Parlando di cantina, troviamo uno stabile dove un tempo era presente la stalla del citato Sbuelz, a lato di una grande casa abitata dai mezzadri, in parte diventata un bed & breakfast con tre camere, dal 2012.
Cantina che vede come protagonisti diversi vasi vinari, tra cui le uova in cemento crudo, dove il vino può affinare con le sue fecce fini in costante sospensione, botti troncoconiche, acciaio e una piccola barricaia.
Per quanto riguarda le fermentazioni dei vini bianchi si utilizzano pied de cuve da uve Friulano e Sauvignon, al fine di valutare quale dei “piedi” è il miglior starter per fare partire la fermentazione delle uve vendemmiate. Nel caso dei rossi il processo è spontaneo, effettuando macerazioni, seppur non troppo prolungate.

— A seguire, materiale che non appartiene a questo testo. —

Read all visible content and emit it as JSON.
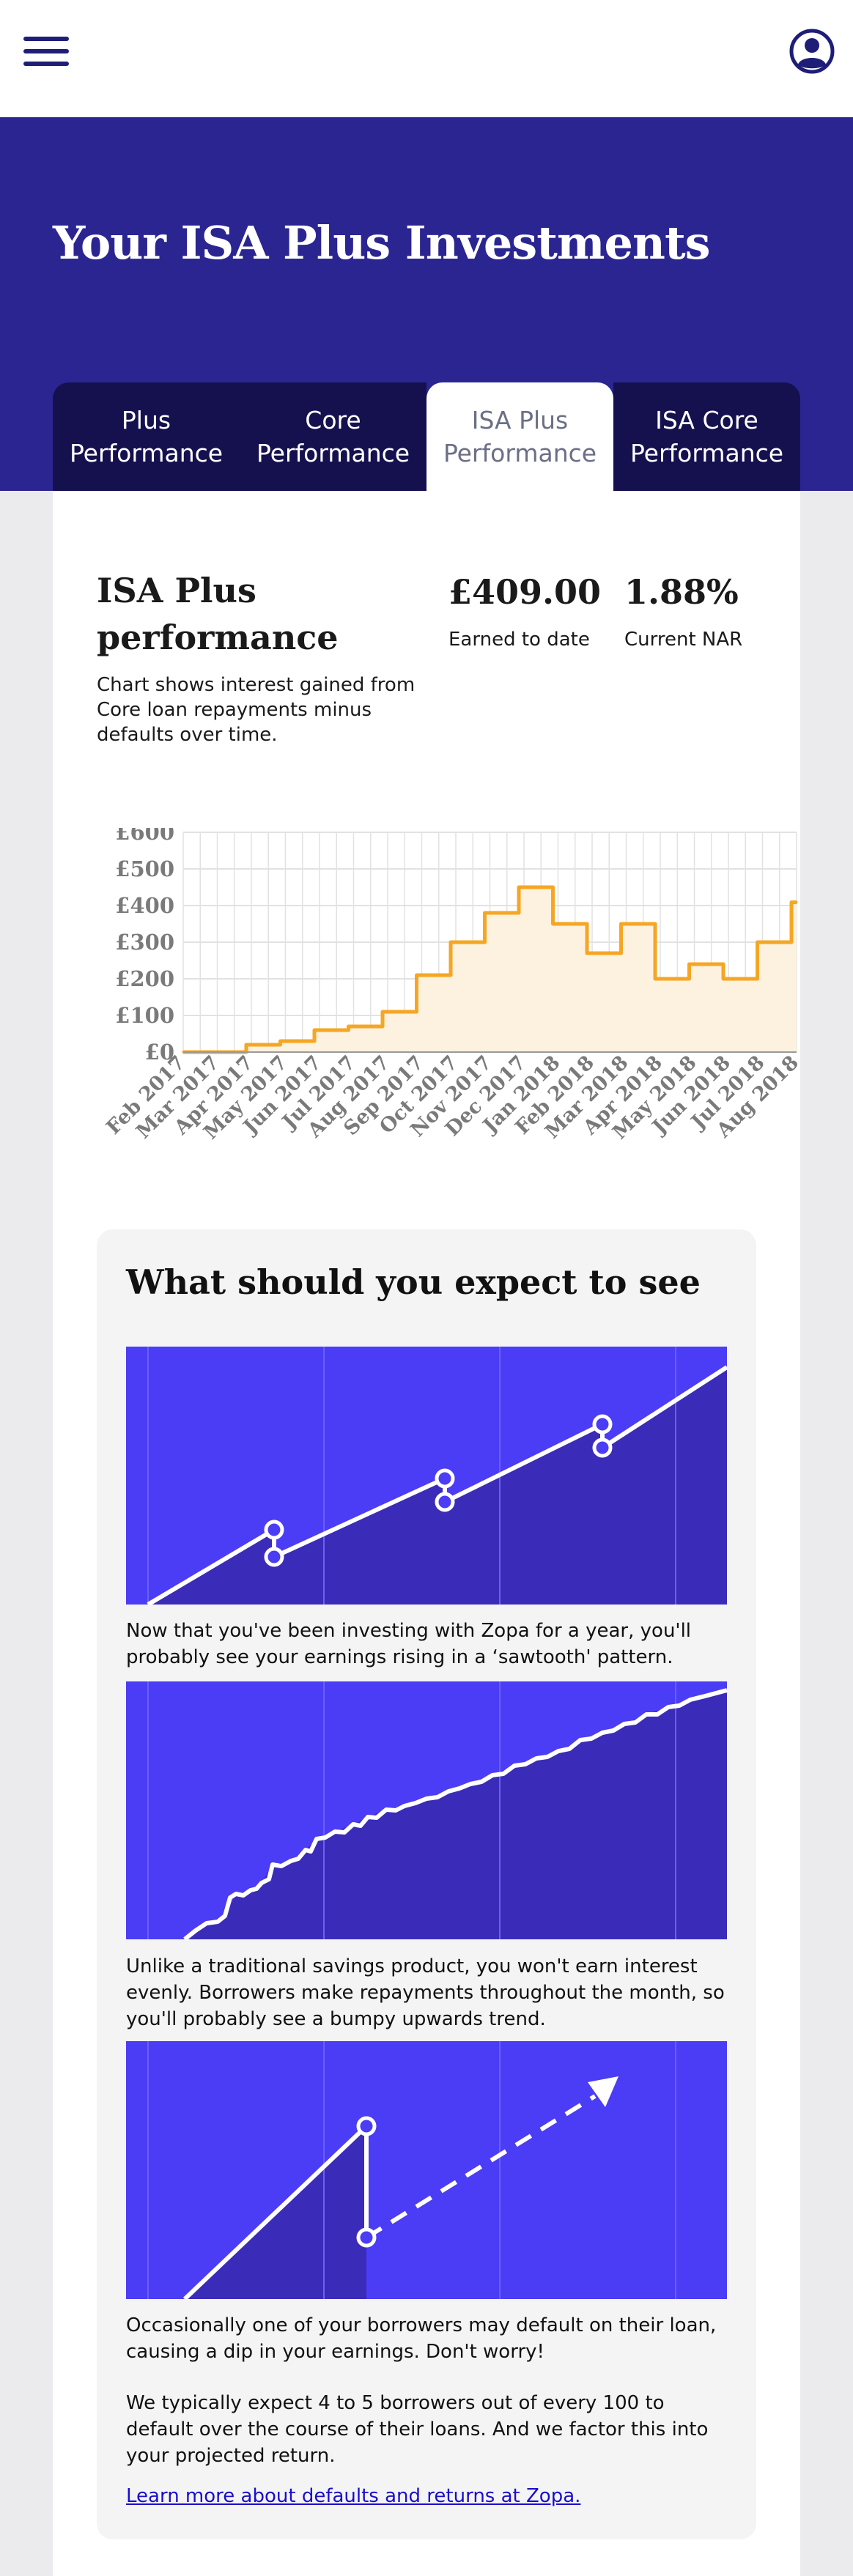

Si lavora senza il controllo delle temperature e tendenzialmente tutti i vini svolgono anche la fermentazione malolattica.
Spostandoci nella vineria, ricavata di fianco alla cantina, si possono scorgere le varie etichette, di cui la prima realizzata è stata quella del Friulano. Il design è stato curato da un amico grafico, che ha realizzato una sorta di blend di tra scatti fotografici in bianco e nero, personaggi di fantasia, richiami alla vigna e al mondo del vino. Dal primo prototipo di etichetta frutto di decine di prove si è scelta questa strada, evitando di scartare tutte le altre proposte, che hanno successivamente vestito le etichette di Aquila del Torre, mantenendo i soggetti di colore nero, su sfondo bianco e il segno grafico “At”.
Prima dei saluti, un assaggio di Riesling 2020, vinificato ed affinato in acciaio, il quale riposa per un lungo periodo in bottiglia prima della sua commercializzazione. Un vino che si presenta con note agrumate, agrume maturo, chinotto, bergamotto, che si sposta su sentori di miele, foglia bagnata, leggera macchia mediterranea, ma anche sentori balsamici, di mentuccia e un sottofondo di idrocarburo. In bocca entra dritto, fresco, ricco in sapidità, minerale e con una buona acidità, oltre alla persistenza. Sicuramente non dimostra cinque anni!
Causa raffreddore, un po’ di scorta di bottiglie da assaggiare con calma a casa e consegna della maglietta numero 414 a Michele.